Repubblica 16.12.15
I demagoghi all’attacco di un governo indebolito
Lo scontro rischia di far prevalere i due populismi: quello della Lega di Salvini e quello del Movimento 5Stelle
di Stefano Folli
L’OSCURO pasticcio delle banche e in particolare l’inchiesta sull’istituto di Arezzo è una storia composta di tre capitoli. Il primo riguarda i sintomi di logoramento del governo, il secondo la debolezza di un’opposizione senza idee che tenta di vincere una mano con dei dadi trovati per caso. Il terzo infine comprende la questione ultima: a chi gioverà tutto questo, chi ne trarrà il maggior beneficio anche elettorale?
L’ultimo punto è anche il più ovvio. L’imbarbarimento del conflitto giova agli estremisti, a chi si trova a suo agio nella rissa. Quando Salvini arriva a insultare il presidente del Consiglio con un’asprezza che ha pochi precedenti («è un infame, ha sulla coscienza la morte del pensionato») vuol dire che una certa soglia è stata superata. È possibile che la violenza di questi attacchi, unita al disorientamento di un’opinione pubblica impaurita, produca qualche effetto elettorale, ma a quale prezzo? Salvini deve urlare più forte di tutti perché sul terreno della demagogia applicata al rapporto tra politica e banche subisce la concorrenza dei Cinque Stelle; anzi, è lui a inseguire, costretto a gridare quello che persino Grillo esita a inserire nel suo “blog”.
È la prova del cedimento strutturale del sistema a cui manca un muro per contenere i due populismi nella versione leghista e “grillina”. Il resto dell’opposizione, infatti, è nella sostanza succube di questa duplice deriva. La corsa alle mozioni di sfiducia nasce dal desiderio di cogliere l’attimo, il che è comprensibile. Ma rivela anche l’assenza di una linea coerente. Nessuno era preparato. Leghisti, forzisti, grillini e gli altri sono inciampati sullo scandalo bancario e l’ammucchiata che ne è derivata tutto è tranne che una prospettiva di governo alternativo a quello di Renzi. È solo un gioco parlamentare i cui fili sono tirati, appunto, da Salvini e Grillo. Quest’ultimo raccoglie il consenso anche di Fassina, uscito a sinistra dal Pd, e si concentra sulle dimissioni della Boschi.

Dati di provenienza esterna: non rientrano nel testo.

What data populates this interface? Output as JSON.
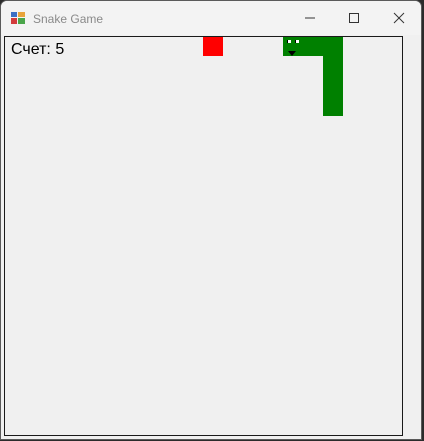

Gli altri, Salvini in testa, puntano al bersaglio grosso: il presidente del Consiglio e l’intero governo. E a voler essere precisi, c’è una logica: il conflitto di interessi sulle banche, se esiste, coinvolge l’esecutivo e il premier, non può riguardare solo la Boschi. La quale peraltro non ha migliorato la sua posizione rilasciando dichiarazioni in cui riconduce tutto a una questione di numeri: se la mozione non passa - e non passerà - allora tutto è risolto e la vicenda dell’Etruria può essere rimossa. Non è così. C’è un aspetto del problema legato ai numeri, certo. E un altro che investe la sfera dell’opportunità. Le mozioni vengono votate e respinte in base a una reazione politica contro un assalto anch’esso tutto politico. Il problema di opportunità interpella invece la coscienza di ciascuno, anche quella della ministra Boschi. Potrebbe essere l’unico foro con cui confrontarsi, a meno che l’inchiesta giudiziaria non riservi qualche amara sorpresa.
QUELLO a cui assistiamo è soprattutto un gioco parlamentare. Renzi non cadrà sulle mozioni, questo lo sanno tutti. Ma la sua immagine viene incrinata e restaurarla non sarà facile. Vero è che il premier sembra essersi reso conto di quale terreno scivoloso egli stia calcando. È il primo punto indicato all’inizio: il segnale che forse il logoramento del governo è cominciato, dopo quasi due anni di sostanziale bonaccia. E non è un caso se solo ieri sera, a Porta a porta, il premier abbia trovato parole ferme per rispondere ai vari Salvini, ma soprattutto all’opinione pubblica scossa. «Chi ha truffato pagherà» è un impegno chiaro, quantomeno.
Sarebbe stato meglio ascoltarlo giorni fa, magari alla Leopolda, dove invece la patata bollente era stata affidata al ministro dell’Economia. L’impressione è che sulle banche il governo si sia mosso all’inizio in modo superficiale, forse senza rendersi conto della portata devastante dello scandalo. D’altra parte la vicenda è un intreccio di potere proprio nel cuore dell’Italia centrale “rossa”. Si veda la prudenza della minoranza Pd. Ma il logoramento è nell’aria. Non farsene travolgere, rintuzzandolo, è ormai una delle priorità del presidente del Consiglio.